The teenagers I work with use a variety of social media platforms to communicate with one another and, by extension, adults. There’s no single tool that works for all of them, and the character of the group of teens both influences and is influenced by the digital communication tools it uses.
I meet with a group of 10th graders after school once a week. Today is our first get-together of the new school year, and Facebook Messenger was how we organized it. No problem. But the group of 12th graders who come to the church once a week don’t use Messenger–they’re not even on Facebook. I have to send group text messages to them. I don’t even have the phone numbers of the kids in the 10th grade group.

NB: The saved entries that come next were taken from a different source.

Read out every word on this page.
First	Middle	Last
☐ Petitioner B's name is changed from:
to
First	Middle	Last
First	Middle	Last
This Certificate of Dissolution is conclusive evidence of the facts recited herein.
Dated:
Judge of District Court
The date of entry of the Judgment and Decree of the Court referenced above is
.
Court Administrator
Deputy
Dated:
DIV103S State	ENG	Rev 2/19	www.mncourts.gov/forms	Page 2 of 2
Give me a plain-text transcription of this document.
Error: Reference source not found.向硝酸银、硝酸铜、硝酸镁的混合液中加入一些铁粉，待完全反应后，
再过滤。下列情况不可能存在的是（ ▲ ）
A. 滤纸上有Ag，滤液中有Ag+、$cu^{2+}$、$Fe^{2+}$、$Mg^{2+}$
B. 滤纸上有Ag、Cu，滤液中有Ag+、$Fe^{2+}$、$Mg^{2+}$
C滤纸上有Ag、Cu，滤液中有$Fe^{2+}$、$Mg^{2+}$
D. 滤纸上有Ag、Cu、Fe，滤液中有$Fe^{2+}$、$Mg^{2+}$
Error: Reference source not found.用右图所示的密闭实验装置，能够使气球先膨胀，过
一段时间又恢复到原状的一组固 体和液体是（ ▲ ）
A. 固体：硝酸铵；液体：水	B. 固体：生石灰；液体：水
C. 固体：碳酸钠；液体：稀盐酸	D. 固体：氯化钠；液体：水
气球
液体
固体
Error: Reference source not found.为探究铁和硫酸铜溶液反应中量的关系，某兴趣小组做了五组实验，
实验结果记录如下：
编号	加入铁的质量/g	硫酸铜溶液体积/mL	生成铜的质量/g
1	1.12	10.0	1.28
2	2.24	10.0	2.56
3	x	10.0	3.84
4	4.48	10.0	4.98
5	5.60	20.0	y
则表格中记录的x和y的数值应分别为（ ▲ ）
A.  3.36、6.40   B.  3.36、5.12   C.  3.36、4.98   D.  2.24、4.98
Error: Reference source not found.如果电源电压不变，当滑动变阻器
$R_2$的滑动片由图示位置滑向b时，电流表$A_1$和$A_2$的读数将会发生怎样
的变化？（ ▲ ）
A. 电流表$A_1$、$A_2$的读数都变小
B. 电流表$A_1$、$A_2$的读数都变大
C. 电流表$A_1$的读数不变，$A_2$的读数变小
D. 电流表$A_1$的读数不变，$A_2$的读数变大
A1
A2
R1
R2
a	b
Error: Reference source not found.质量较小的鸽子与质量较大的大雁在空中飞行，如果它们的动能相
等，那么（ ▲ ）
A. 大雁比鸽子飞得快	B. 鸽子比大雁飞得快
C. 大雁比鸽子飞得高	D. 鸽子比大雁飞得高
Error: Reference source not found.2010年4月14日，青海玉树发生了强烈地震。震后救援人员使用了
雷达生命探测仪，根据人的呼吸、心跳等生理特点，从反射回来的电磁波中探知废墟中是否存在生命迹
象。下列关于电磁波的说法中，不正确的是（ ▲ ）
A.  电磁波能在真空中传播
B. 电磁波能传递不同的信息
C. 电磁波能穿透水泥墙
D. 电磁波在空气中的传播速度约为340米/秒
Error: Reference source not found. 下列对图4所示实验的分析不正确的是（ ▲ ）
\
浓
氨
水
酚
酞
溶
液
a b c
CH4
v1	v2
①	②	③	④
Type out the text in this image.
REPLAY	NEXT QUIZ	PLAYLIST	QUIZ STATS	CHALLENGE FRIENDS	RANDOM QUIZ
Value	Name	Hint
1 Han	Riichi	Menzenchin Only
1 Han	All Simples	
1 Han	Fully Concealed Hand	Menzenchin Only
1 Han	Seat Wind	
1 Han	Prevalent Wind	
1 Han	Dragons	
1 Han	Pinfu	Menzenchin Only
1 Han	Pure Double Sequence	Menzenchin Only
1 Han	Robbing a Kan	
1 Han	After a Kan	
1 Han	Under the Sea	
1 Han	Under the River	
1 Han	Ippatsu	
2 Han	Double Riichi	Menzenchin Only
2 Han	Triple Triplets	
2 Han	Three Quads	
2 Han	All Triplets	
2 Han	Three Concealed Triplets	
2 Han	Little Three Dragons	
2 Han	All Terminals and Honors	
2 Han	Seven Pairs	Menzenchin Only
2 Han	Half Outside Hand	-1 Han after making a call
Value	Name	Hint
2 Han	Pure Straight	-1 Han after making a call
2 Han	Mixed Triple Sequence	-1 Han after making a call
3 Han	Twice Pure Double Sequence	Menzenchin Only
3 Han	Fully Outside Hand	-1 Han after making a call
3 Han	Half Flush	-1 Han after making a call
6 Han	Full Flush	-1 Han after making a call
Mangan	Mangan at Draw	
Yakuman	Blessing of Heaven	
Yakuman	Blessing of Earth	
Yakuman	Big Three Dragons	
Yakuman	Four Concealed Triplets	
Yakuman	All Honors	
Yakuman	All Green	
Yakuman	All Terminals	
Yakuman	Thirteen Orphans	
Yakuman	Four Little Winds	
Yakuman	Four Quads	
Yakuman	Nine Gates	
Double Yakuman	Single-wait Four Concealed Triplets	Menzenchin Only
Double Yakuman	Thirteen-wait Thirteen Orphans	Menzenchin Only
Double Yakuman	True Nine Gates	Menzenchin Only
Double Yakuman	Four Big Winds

Is it that seniors don’t use Facebook and sophomores do? Of course not. These are just groups of peers who have their preferred vehicles for communicating; you might just as easily find a group of 10th graders as allergic to Messenger as these 12th graders are. Also, each of these youth are likely embedded in other peer groups that uses different tools for talking to each other. They use Messenger or texting for the church youth group, and Whatsapp for their friends from the soccer team.
Yet I’m not about to go chasing kids all over the digital landscape. I’m still working mostly on group communication for the purpose of organization–not one-on-one messages to teens, which need to default to the most public vehicle possible, in my opinion. You won’t find me Snapchatting with teenagers (or anyone, for that matter).
All this diversity requires adults to ask groups of students, “How do you guys prefer to be contacted? How would you like me to interact with you?” Their autonomy in this area requires adults to relate to them in a way we never have before, right?